Milletin suçu yok. O derin ferâsetiyle kimin dost kimin düşman olduğunu derhâl fark etti ve her fırsatta bizi kök değerlerimizden tecrît etmek isteyen irâde ve kuvvete tavır koydu, bu irâde ve kuvvetin karşısındakileri destekledi, iktidâra getirdi. Türkiye’de tek parti devrinden sonra kemalist sol, bir parti ve hükûmet olarak iktidâr yüzü görmedi. Millet, îmânına gelen darbelerin kaynağını pek güzel sezdi ve bunlara gerçek seçimlerde hiç yol vermedi.
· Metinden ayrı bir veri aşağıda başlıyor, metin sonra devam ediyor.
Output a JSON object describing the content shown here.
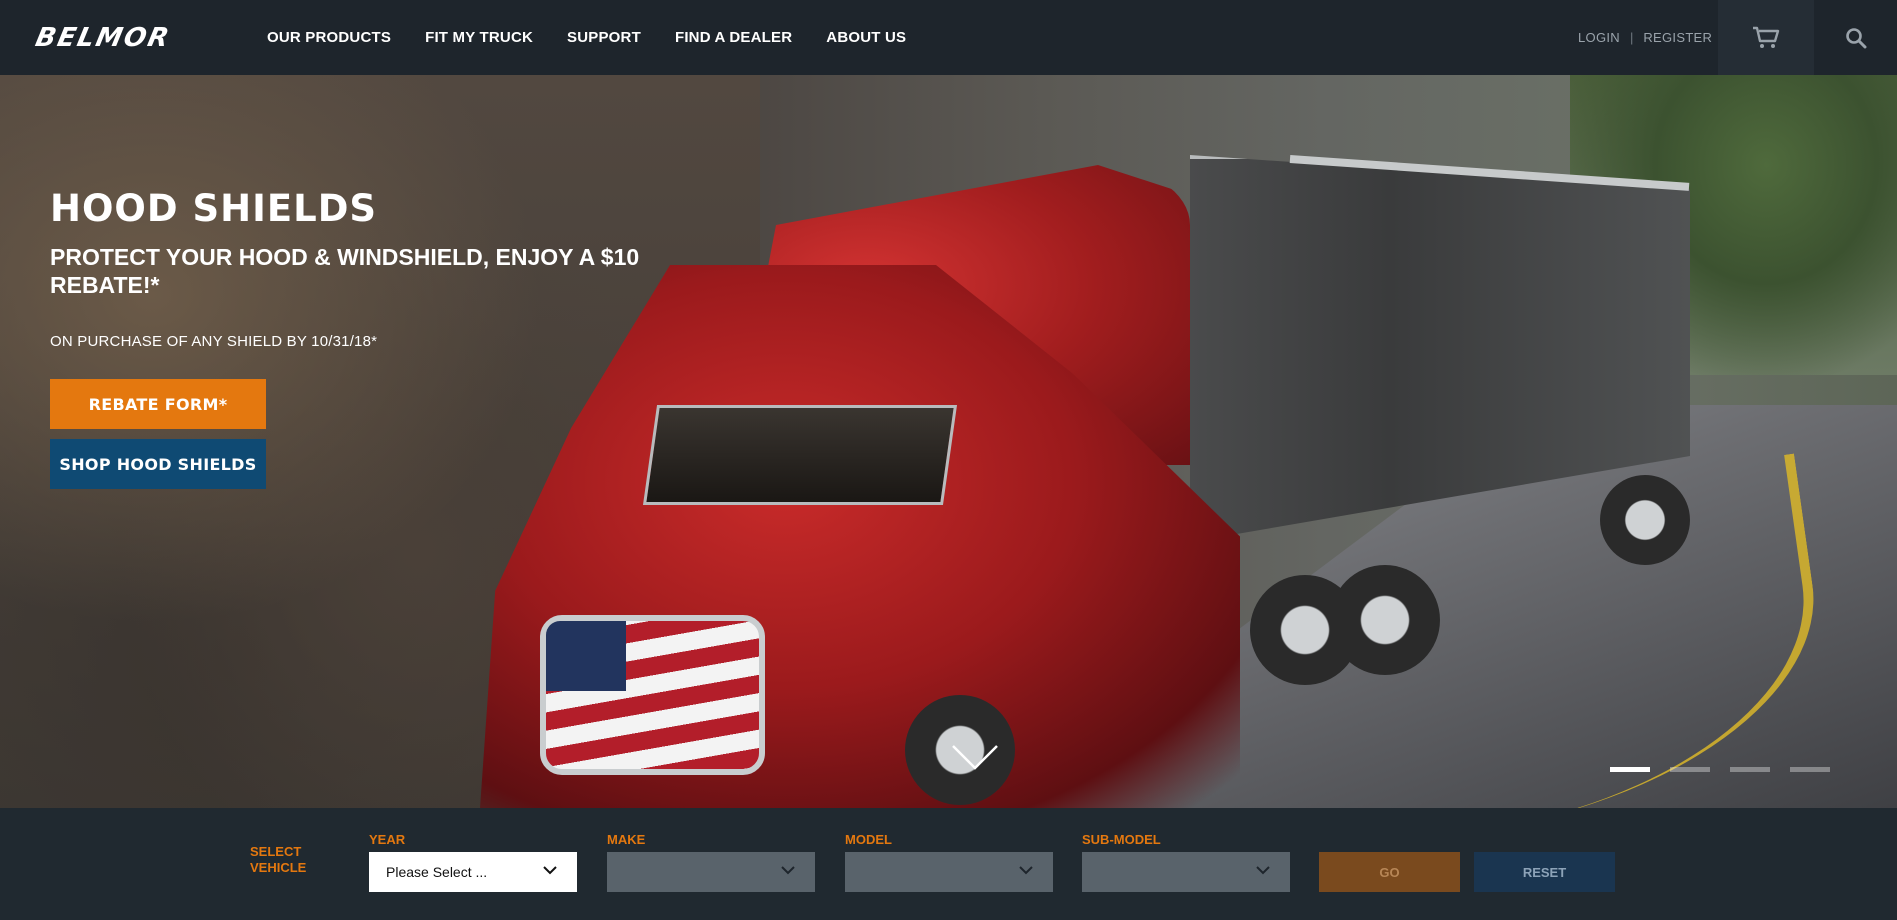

Milletimiz üzerine düşeni yaptı. Kim Allah, din, îmân, millet, ümmet, vatan dediyse onlara gönlünü açtı, böylesi yapıların gönüllü ameleliğini yaparak iktidâra getirmeye çalıştı. İsyân etmedi, gürültü patırtı çıkarmadı ama derinden ve sâkince sabretti, çalıştı. Desteklediklerinden her zaman beklediğini bulamadı elbette. Kimisi sâdece oy için din-îmân dedi, iktidâra gelince yan çizdi. Kimisi de kemalizmin demir çekirdeğine çarparak yapmak istediğini yapamadı. Karşıdaki yapı çok sıkı ve sert bir yapıydı. Yerinden oynatmak imkânsız gibiydi. Yine de ümitsizlik harâmdı ve devâm edilecekti. Edildi… Bu arada her on senede bir darbeyle millete balans ayarı yapıldı. Yapı çok sıkı ve sert idi ama milletten de çekiniyordu. Selçuklu-Osmanlı gibi bir mâzîsi olan bu millet sarp bir milletti. Ne yapacağı belli olmaz, kendi kök değerlerine dönebilir ve ortaya yeni bir Osmanlı çıkarabilirdi. Oysa Batı’ya söz verilmişti, bir daha öyle şeyler yapmayacaktık. İ’lâ-yı kelîmetullâh gibi dâvâlar peşinde koşmayacaktık. Din, îmân dâvâsı gütmeyecektik. Osmanlı coğrafyası ve kültürü ile bağlarımızı tamâmen koparacaktık. Artık hedefimiz merkezi Batı olan çağdaş uygarlık seviyesi olacaktı. Bu yolda mümkünse din de değiştirilecek, hiç olmazsa İslâm’la münâsebet sıfırlanacaktı. İslâm’sızlaşan millet gün gelir istenen istikâmete sokulabilirdi rahatça. İşte bu yüzden milletin her on senede bir gözünün korkutulması, üzerindeki hâkim gücün hatırlatılması gerekiyordu. Ama millet her korku seansından sonra inatla karşı tarafı, yani kendine yakın tarafı destekledi. 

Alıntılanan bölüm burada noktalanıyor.